Difficulties we endured, for the country. The red shirt is Hasrul

It’s been 40 minutes since I first sat on this trolley with my back comfortably resting against my heavy luggage, here at Manila’s Ninoy Aquino International Airport, while waiting for Malaysia Airlines flight MH705 to be called for check-in. With me are my two colleagues, Hasrul and Raj, who had flown and sailed to Boracay Island and back with me, also sitting on their trolleys.

We had resorted to sitting on the trolleys because there are no empty seats left. The departure area we are now camping in directly faces the airport’s Information Counter’s Number 1. The lady staff manning the counter every now and then throw us a smile. Maybe one of us has that certain charm that makes the lady take it easy on us, hehe. That seals it then – we are definitely not going to be asked to remove ourselves from the trolleys.

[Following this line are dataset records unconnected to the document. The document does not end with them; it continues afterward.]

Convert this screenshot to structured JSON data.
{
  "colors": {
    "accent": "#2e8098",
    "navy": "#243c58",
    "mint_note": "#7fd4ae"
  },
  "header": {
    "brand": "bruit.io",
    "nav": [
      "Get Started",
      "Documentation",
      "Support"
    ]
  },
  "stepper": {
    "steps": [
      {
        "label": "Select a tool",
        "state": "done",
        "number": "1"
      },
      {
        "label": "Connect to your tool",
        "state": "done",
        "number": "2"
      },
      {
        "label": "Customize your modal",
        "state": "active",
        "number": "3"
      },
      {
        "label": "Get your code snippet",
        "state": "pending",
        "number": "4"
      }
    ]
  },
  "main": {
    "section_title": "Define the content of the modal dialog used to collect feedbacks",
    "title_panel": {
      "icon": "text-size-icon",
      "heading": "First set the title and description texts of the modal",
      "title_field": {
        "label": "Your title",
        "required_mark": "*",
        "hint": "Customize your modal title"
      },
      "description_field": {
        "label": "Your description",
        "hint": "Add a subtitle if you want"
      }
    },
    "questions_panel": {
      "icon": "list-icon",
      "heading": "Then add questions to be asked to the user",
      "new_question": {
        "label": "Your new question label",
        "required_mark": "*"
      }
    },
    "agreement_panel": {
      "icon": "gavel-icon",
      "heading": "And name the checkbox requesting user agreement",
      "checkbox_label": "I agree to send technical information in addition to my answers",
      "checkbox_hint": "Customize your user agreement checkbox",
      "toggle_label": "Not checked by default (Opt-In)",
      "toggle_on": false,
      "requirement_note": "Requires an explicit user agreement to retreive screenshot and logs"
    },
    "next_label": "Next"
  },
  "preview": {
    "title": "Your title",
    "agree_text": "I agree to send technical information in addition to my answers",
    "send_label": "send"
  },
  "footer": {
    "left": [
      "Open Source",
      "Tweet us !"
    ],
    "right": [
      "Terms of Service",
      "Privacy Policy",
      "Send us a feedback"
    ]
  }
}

There is still 40 minutes to go. But no matter – as long as I have my computer connected to a wireless network and my Shure SE530 earphones snugly fitted in, time would pass by very, very quickly.

Tha analog display panel at Terminal 1, NAIA Manila

I switched on my Palm TX PDA, scanned the air for wireless networks and found several of them, including the airport’s free wifi. After confirming with the PDA that the free wifi really allows connections to the internet, I opened my Dell Inspiron notebook PC and connected myself to the world.

I’m just warming up. The battery indicator on my computer shows that I still have 3 hour and 50 minutes to go. But I was interrupted by Hasrul,  who says that the airport’s analog flight display counter had shown our flight had started the check-in.

To be continued…

9:40 pm

Special counter at Manila's NAIA for Malaysia Airlines frequent traveler card holders

I landed at KLIA, the acronym for Kuala Lumpur International Airport, slightly more than one hour ago. The flight from Manila was smooth. The check-in procedure earlier was also hassle-free for me. Having a Malaysia Airlines frequent traveler card helped a lot to speed up the check-in. There was a special counter for us 🙂

Queuing for taxi tickets at KLIA Arrival. Little did we know there was a very long queue for the taxis outside

The only problem is now. I’ve been standing in this taxi queue for the past 15 minutes. The queue is very, very, very long, meandering like a serpent. The only consolation is that my laptop’s battery is still half full. And I’m using the waiting time to continue writing what you are now reading, this interrupted blog….

OK.. I’m nearing the door where the taxis are. Got to sign out for now. I have taken over 3,500 pictures with my EOS DSLR over the past few days. Many good ones, and many need to be pruned. I’d be sharing with you several selected ones. Soon.